I am always doing that which I can not do, in order that I may learn how to do it. - Picasso
by Tina Romenesko
As we wandered through the soggy streets toward the clinic, we were all a little sad that this is our last day. It has been challenging, and fulfilling, and wet, and long, and filled with laughter, tears, good news, bad news, and lots of hard work. Each of us has been challenged to do, to see, to be, something that stretches our edges. In service work, expecting the unexpected is the norm. We only saw 30 patients today (instead of 45-50) because we needed to clean all the speculums and pack up the PINCC suitcases with equipment and supplies. The Nicaraguan trainees also took their written tests and all agree that they have learned A LOT in the past five days.

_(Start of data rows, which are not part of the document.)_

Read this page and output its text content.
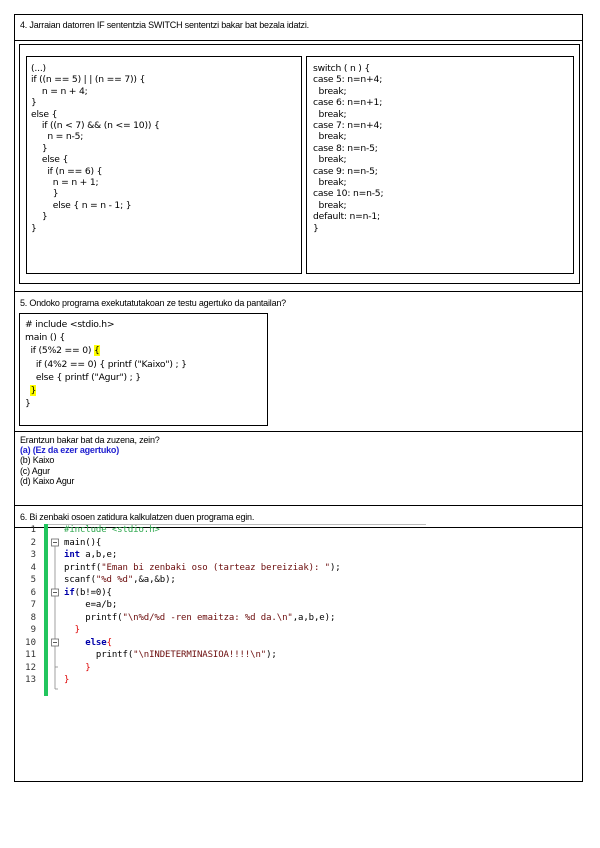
4. Jarraian datorren IF sententzia SWITCH sententzi bakar bat bezala idatzi.
(...)
if ((n == 5) | | (n == 7)) {
n = n + 4;
}
else {
if ((n < 7) && (n <= 10)) {
n = n-5;
}
else {
if (n == 6) {
n = n + 1;
}
else { n = n - 1; }
}
}
switch ( n ) {
case 5: n=n+4;
break;
case 6: n=n+1;
break;
case 7: n=n+4;
break;
case 8: n=n-5;
break;
case 9: n=n-5;
break;
case 10: n=n-5;
break;
default: n=n-1;
}
5. Ondoko programa exekutatutakoan ze testu agertuko da pantailan?
# include <stdio.h>
main () {
if (5%2 == 0) {
if (4%2 == 0) { printf ("Kaixo") ; }
else { printf ("Agur") ; }
}
}
Erantzun bakar bat da zuzena, zein?
(a) (Ez da ezer agertuko)
(b) Kaixo
(c) Agur
(d) Kaixo Agur
6. Bi zenbaki osoen zatidura kalkulatzen duen programa egin.
1
2
3
4
5
6
7
8
9
10
11
12
13
#include <stdio.h>
main(){
int a,b,e;
printf("Eman bi zenbaki oso (tarteaz bereiziak): ");
scanf("%d %d",&a,&b);
if(b!=0){
e=a/b;
printf("\n%d/%d -ren emaitza: %d da.\n",a,b,e);
}
else{
printf("\nINDETERMINASIOA!!!!\n");
}
}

Today there was a cancer diagnosis, which is always a staggering reality. This woman has four sons - the youngest is six - and she will have to go to Managua, as soon as possible, for more diagnostic tests and treatment. She doesn't have the money for the trip and hopes she can find help affording treatment. Many women die because they can't afford treatment. Joyce and I were called in to bring her to a quiet space to process the bad news. Joyce is our PINCC team grandmother that has spent the past two weeks walking through puddles and up and down cobblestones with her two walking sticks. Despite having MS, Joyce has ridden on boats, walked the beach, and held many hands during our time in Pearl Lagoon. A fierce warrior with the biggest heart I have ever known, she offered sage advice. "Take it one step at a time. Talk to your family - and remember its okay to ask for help." I held this brave woman's hand and told her about my son that is a 21 year cancer survivor, diagnosed at age 6. We drank apple juice, and she talked again with Dr. Sharry to ask a few more questions before taking the bus back home.
Around 2:30, Carol brought us all together, instructing us to blow up two balloons and tie them around our ankles. Really? Some of us were better at inflation and others at tying, and eventually we were all set for her ice breaker. Amidst squeals and laughter, we tried to pop each others balloons, until there were only two left standing: Jaya and the trainee, Inez. It was a great way to release the stress of the week and come together as a group again. Each of member of the PINCC group shared what they had learned/loved on the trip and about Nicaragua. Sally translated for those that didn't speak Spanish and the consensus was that it was a very valuable week of learning and listening. Many of the Nicaraguan trainees wanted to share also - expressing their gratitude and looking forward to our return in November. PINCC will return to Pearl Lagoon every six months to check on the trainees and continue educating them in these life saving techniques. Each visit they are progressively moved forward until they are able to perform all of the available treatments independently. This process usually takes about 3 years and there are always new trainees with each visit, so everyone progresses at their own pace.
The rain continued to fall as we headed our separate ways, filled with appreciation, and wiser for having experienced this amazing week together.